Sarah’s blog Yes and Yes is read daily by 11,000+ people and she’s been featured on Lifehacker, MindBodyGreen, Forbes.com and was named one of Probloggers 15 bloggers to watch in 2013. She helps small businesses make a name for themselves on the internet with her Solution Sessions and super doable interneting advice.
My personal practice is…….
Curiosity. I try (with varying degrees of success) to navigate the world with an open heart and a questioning mind. I think just about everyone and everything is interesting and I love meeting different people, asking one million questions, trying new things, and connecting friends to people and things they should know about.
How did you discover your practice?
I think I just grew up in a curious home! My parents are both school teachers, so I was lucky enough to be surrounded by books and questions and was encouraged to explore everything, ever. My mom is also a fantastic conversationalist who people tell their secrets to, so I think I watched and learned from her.
Why do you practice?
I can’t not? As cheesy as it sounds,
Also: your mom was right when she said “Only boring people get bored.”
How frequently and for how long do you practice?
Everytime I go someplace new or interact with new people. “Where did you get that? It’s gorgeous!” “What an accomplishment! How did you get your start?” “This meal is amazing – where’d you learn to cook like this?”
What’s something that gets in the way of your practice and how to you move through it?

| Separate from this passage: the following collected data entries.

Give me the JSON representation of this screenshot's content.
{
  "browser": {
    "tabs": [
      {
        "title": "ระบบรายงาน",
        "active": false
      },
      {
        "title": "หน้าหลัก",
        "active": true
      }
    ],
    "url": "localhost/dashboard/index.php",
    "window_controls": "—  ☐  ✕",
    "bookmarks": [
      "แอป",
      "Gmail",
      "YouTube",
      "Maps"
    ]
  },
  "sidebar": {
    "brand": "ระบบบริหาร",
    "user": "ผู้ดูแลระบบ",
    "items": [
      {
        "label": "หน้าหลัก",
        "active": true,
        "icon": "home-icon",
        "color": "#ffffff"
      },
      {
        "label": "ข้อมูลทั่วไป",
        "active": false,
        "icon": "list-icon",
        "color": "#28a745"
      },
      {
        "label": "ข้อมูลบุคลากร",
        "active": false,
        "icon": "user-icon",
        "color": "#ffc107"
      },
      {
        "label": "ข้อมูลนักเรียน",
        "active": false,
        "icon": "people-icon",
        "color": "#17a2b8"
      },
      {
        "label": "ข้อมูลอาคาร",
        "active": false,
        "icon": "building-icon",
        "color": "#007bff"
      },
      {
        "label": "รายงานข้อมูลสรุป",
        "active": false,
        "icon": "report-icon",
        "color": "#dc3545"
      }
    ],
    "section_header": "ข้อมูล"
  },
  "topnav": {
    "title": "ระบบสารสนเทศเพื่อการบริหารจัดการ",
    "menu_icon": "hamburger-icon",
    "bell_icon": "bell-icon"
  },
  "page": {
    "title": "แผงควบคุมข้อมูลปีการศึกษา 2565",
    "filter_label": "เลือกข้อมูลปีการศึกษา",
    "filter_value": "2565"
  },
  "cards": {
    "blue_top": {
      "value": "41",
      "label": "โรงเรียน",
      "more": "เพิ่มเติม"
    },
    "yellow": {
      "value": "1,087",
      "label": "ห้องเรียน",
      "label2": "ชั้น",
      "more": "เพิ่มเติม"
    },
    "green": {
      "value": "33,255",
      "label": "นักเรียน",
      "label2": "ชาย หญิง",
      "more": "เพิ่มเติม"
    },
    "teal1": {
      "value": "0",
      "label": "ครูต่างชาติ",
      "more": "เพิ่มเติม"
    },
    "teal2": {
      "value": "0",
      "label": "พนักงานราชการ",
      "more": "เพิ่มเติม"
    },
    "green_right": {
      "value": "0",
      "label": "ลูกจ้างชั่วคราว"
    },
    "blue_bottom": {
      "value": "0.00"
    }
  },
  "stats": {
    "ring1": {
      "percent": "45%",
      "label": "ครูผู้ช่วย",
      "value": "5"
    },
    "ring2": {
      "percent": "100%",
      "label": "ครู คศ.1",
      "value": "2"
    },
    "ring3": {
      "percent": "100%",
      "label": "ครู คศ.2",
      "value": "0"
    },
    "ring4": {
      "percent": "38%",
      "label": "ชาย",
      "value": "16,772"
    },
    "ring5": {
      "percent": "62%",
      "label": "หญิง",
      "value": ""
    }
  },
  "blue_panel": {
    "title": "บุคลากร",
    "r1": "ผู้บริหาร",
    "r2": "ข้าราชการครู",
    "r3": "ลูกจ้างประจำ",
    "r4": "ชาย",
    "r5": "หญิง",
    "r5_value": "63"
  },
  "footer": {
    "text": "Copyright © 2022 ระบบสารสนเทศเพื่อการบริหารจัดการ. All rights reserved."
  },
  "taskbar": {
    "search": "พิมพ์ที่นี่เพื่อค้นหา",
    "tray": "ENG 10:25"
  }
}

Each year I make a list of new things I want to try and then I systematically do them and write about it. I’ve made new friends, found new hobbies – annnnnd also discovered a bunch of things I never want to do again.
What supports you in staying committed to your practice?

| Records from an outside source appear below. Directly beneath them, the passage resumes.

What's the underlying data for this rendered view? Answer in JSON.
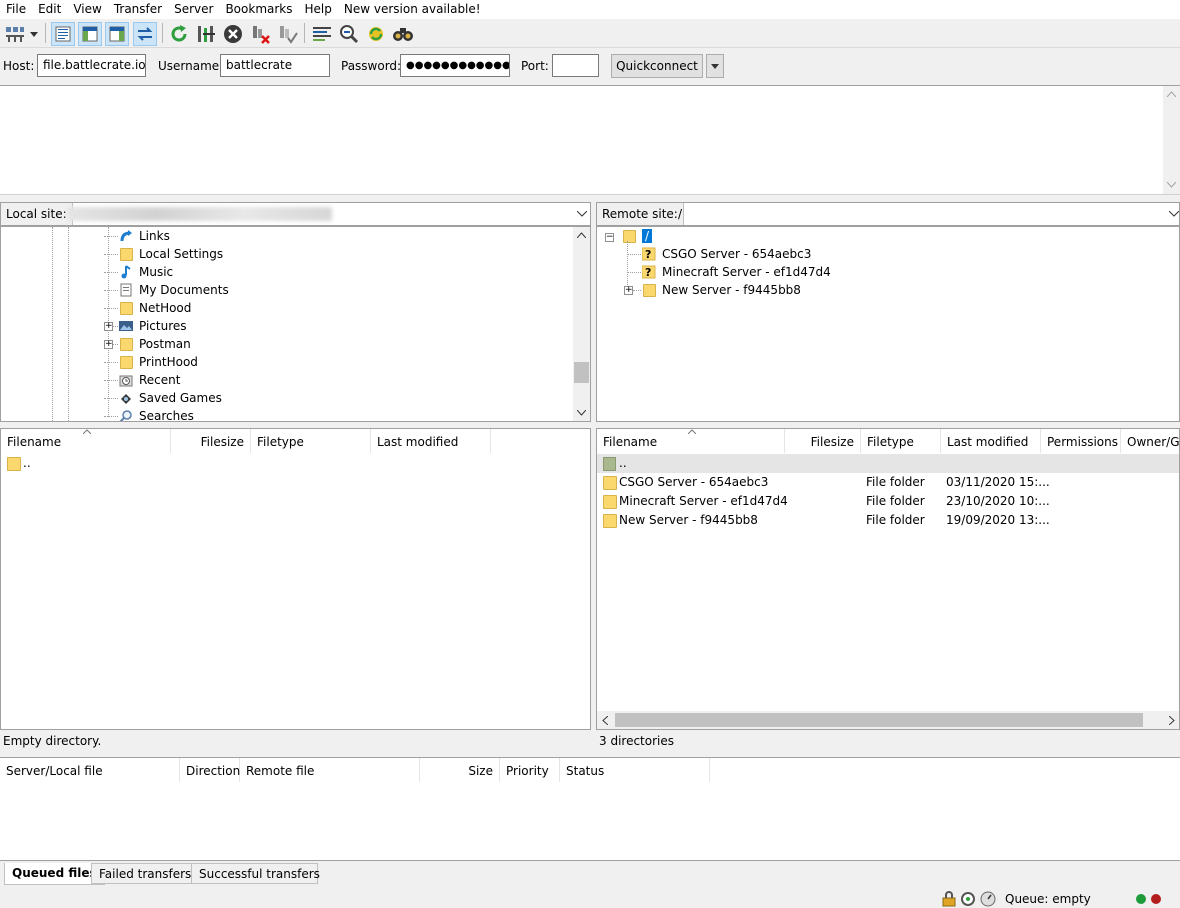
{
  "menu": [
    "File",
    "Edit",
    "View",
    "Transfer",
    "Server",
    "Bookmarks",
    "Help",
    "New version available!"
  ],
  "toolbar_icons": [
    "site-manager-icon",
    "dropdown-arrow-icon",
    "toggle-log-icon",
    "toggle-local-tree-icon",
    "toggle-remote-tree-icon",
    "toggle-queue-icon",
    "refresh-icon",
    "process-queue-icon",
    "cancel-icon",
    "disconnect-icon",
    "reconnect-icon",
    "directory-listing-filters-icon",
    "compare-icon",
    "sync-browse-icon",
    "search-remote-icon"
  ],
  "quickconnect": {
    "host_label": "Host:",
    "host_value": "file.battlecrate.io",
    "username_label": "Username:",
    "username_value": "battlecrate",
    "password_label": "Password:",
    "password_value": "●●●●●●●●●●●●●●",
    "port_label": "Port:",
    "port_value": "",
    "button_label": "Quickconnect"
  },
  "local": {
    "site_label": "Local site:",
    "tree": [
      "Links",
      "Local Settings",
      "Music",
      "My Documents",
      "NetHood",
      "Pictures",
      "Postman",
      "PrintHood",
      "Recent",
      "Saved Games",
      "Searches"
    ],
    "columns": [
      "Filename",
      "Filesize",
      "Filetype",
      "Last modified"
    ],
    "rows": [
      ".."
    ],
    "status": "Empty directory."
  },
  "remote": {
    "site_label": "Remote site:",
    "site_path": "/",
    "tree_root": "/",
    "tree": [
      "CSGO Server - 654aebc3",
      "Minecraft Server - ef1d47d4",
      "New Server - f9445bb8"
    ],
    "columns": [
      "Filename",
      "Filesize",
      "Filetype",
      "Last modified",
      "Permissions",
      "Owner/Gro"
    ],
    "parent_row": "..",
    "rows": [
      {
        "name": "CSGO Server - 654aebc3",
        "type": "File folder",
        "modified": "03/11/2020 15:..."
      },
      {
        "name": "Minecraft Server - ef1d47d4",
        "type": "File folder",
        "modified": "23/10/2020 10:..."
      },
      {
        "name": "New Server - f9445bb8",
        "type": "File folder",
        "modified": "19/09/2020 13:..."
      }
    ],
    "status": "3 directories"
  },
  "queue": {
    "columns": [
      "Server/Local file",
      "Direction",
      "Remote file",
      "Size",
      "Priority",
      "Status"
    ],
    "tabs": [
      "Queued files",
      "Failed transfers",
      "Successful transfers"
    ],
    "active_tab": "Queued files"
  },
  "statusbar": {
    "queue": "Queue: empty"
  },
  "colors": {
    "folder": "#fbd86d",
    "selected_row": "#e5e5e5",
    "accent": "#0078d7"
  }
}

The knowledge that it actively improves my life and (hopefully, occasionally) makes me a more empathetic person.
What role does your practice play in your work?
It lead to the True Story interview series on my blog – which is the most popular thing that I publish! It’s lead to a literary agent and connections with tv producers who frequently email me try to filch my interview subjects. Just as importantly, my practice reminds me that we all have our struggles and triumphs and even the most ‘together’ person has overcome challenges.
Describe someone you know whose practice inspires you.
Studs Terkel. Is that too pretentious? His writing and interviews are second to none.
A practice I’d like to explore is….
Running. I keep trying to like and I keep not liking it. WHY DO PEOPLE LIKE IT?
Anything else you’d like to share about practice.
I think there’s a lot of wisdom in practicing things that you’re naturally good at and that actively bring you joy. Why do something every day that feels like a struggle and that you’ll only ever be ‘pretty good’ at?